Quando ele disse isso senti um vazio no peito, era interessante conversar com ele, Nicolas era alguém verdadeiro, diferente da imagem silenciosa que passa, quase pedi para ele ficar, quase impedi ele de ir. Mas antes que me desse conta ele já tinha saído da mesa e já estava a caminho da saída, nem sequer esperou que eu me despedisse, suspirei.

*

Naquele dia quando sai da faculdade fui até a consulta com o psicólogo que Mackena tinha marcado, o consultório era perto do meu apartamento então decidi parar lá antes de ir para casa, não demorou muito para eu ser chamada depois que cheguei. Eu já tinha ido em alguns psicólogos antes mas sempre saia mais triste do que quando entrava. Falar meus problemas em voz alta faziam eles parecerem ainda mais reais e isso me abalava.

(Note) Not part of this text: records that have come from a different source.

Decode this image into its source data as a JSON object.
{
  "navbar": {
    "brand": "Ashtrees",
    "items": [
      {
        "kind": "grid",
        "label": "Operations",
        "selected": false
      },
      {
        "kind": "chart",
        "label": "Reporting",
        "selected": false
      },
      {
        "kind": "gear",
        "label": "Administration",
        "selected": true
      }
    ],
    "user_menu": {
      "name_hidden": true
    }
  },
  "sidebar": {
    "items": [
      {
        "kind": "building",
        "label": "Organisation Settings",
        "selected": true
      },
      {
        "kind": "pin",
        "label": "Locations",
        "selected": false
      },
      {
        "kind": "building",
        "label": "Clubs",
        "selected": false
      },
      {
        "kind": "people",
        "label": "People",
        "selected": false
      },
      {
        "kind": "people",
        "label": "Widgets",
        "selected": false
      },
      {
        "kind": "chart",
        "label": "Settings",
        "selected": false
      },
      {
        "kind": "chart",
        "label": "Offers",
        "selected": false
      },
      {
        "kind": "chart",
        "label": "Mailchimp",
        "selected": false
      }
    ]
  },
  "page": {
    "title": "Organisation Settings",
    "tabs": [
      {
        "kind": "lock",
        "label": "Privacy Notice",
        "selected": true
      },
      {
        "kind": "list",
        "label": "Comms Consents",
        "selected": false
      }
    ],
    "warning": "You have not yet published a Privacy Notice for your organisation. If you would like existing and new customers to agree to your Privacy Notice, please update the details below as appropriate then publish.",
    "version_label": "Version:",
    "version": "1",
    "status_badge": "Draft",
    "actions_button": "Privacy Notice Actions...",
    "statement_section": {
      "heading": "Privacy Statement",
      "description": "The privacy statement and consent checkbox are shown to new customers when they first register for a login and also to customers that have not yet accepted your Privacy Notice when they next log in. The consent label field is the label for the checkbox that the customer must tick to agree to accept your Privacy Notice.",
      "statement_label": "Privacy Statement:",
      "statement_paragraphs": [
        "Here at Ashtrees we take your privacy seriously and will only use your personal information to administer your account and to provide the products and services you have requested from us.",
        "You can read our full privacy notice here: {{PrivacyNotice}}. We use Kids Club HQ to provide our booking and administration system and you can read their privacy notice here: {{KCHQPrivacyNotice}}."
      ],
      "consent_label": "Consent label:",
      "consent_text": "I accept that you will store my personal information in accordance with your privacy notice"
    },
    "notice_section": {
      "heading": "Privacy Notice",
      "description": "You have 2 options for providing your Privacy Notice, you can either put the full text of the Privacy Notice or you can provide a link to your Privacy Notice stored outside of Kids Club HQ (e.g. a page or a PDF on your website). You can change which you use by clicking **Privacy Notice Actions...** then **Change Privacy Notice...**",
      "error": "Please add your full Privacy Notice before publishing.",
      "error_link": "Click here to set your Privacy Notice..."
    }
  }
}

-Olá! -a mulher tinha um rosto maduro e o cabelo curto bem arrumado. Ela apontou para um sofá, eu me direcionei até lá e me sentei. -Me chamo Taylor, iremos conversar hoje e tudo que for dito aqui será confidencial. Sua assessora me entregou um contrato de confidencialidade, então pode ficar tranquila.

-Ok, obrigada. -era sempre assim.

-Então, Victoria, o que te traz aqui?

-Não precisa agir assim, eu sei que você já deve me conhecer.

-Bem, não estamos aqui para falar de mim. Me fale sobre você, o que te aflige? -apenas segui o mesmo de sempre e comecei a falar sobre mim, como se esses psicólogos dessem a mínima.

-Acho que esse tempo todo eu só estive tentando ser perfeita. Eu confesso, fiquei obcecada pela superfície. Agora tenho medo de encarar meus sentimentos, tenho medo de voltar a ser a garota que eu era antes, quando não era querida por ninguém. Acho que é isso...

-Agora você se sente querida?

-Agora eu tenho seguidores.

-Essas duas coisas não são iguais, Victoria.

-Não. -ela me olhou com neutralidade quando eu concordei.

-Me diga, você acredita que os sentimentos dos seus seguidores condizem com os sentimentos na vida real?

-Vou te dizer a verdade. Eu não costumava me incomodar tanto com isso ou pensar tanto nesse assunto. Mas depois que alguém me disse algo, eu comecei a ficar estranha, como se tivesse despertado uma coisa em mim. Eu acho que meus pais me negligenciaram, eles me deram os instrumentos para que eu me tornasse isso hoje, um monte de inseguranças e medos.

-Tem certeza?

-Eu tenho certeza de que me sinto desamparada. -a frase saiu involuntariamente, eu nem pensei em me definir assim antes. A psicóloga me olhou como se soubesse exatamente o que acontecia no meu interior, nenhum deles nunca tinha me olhado assim antes, como alguém de verdade com sentimentos. Ela não parecia me julgar por ser uma influenciadora ou por viver uma vida de imagem, ela parecia me ver para além disso, como se validasse meus sentimentos.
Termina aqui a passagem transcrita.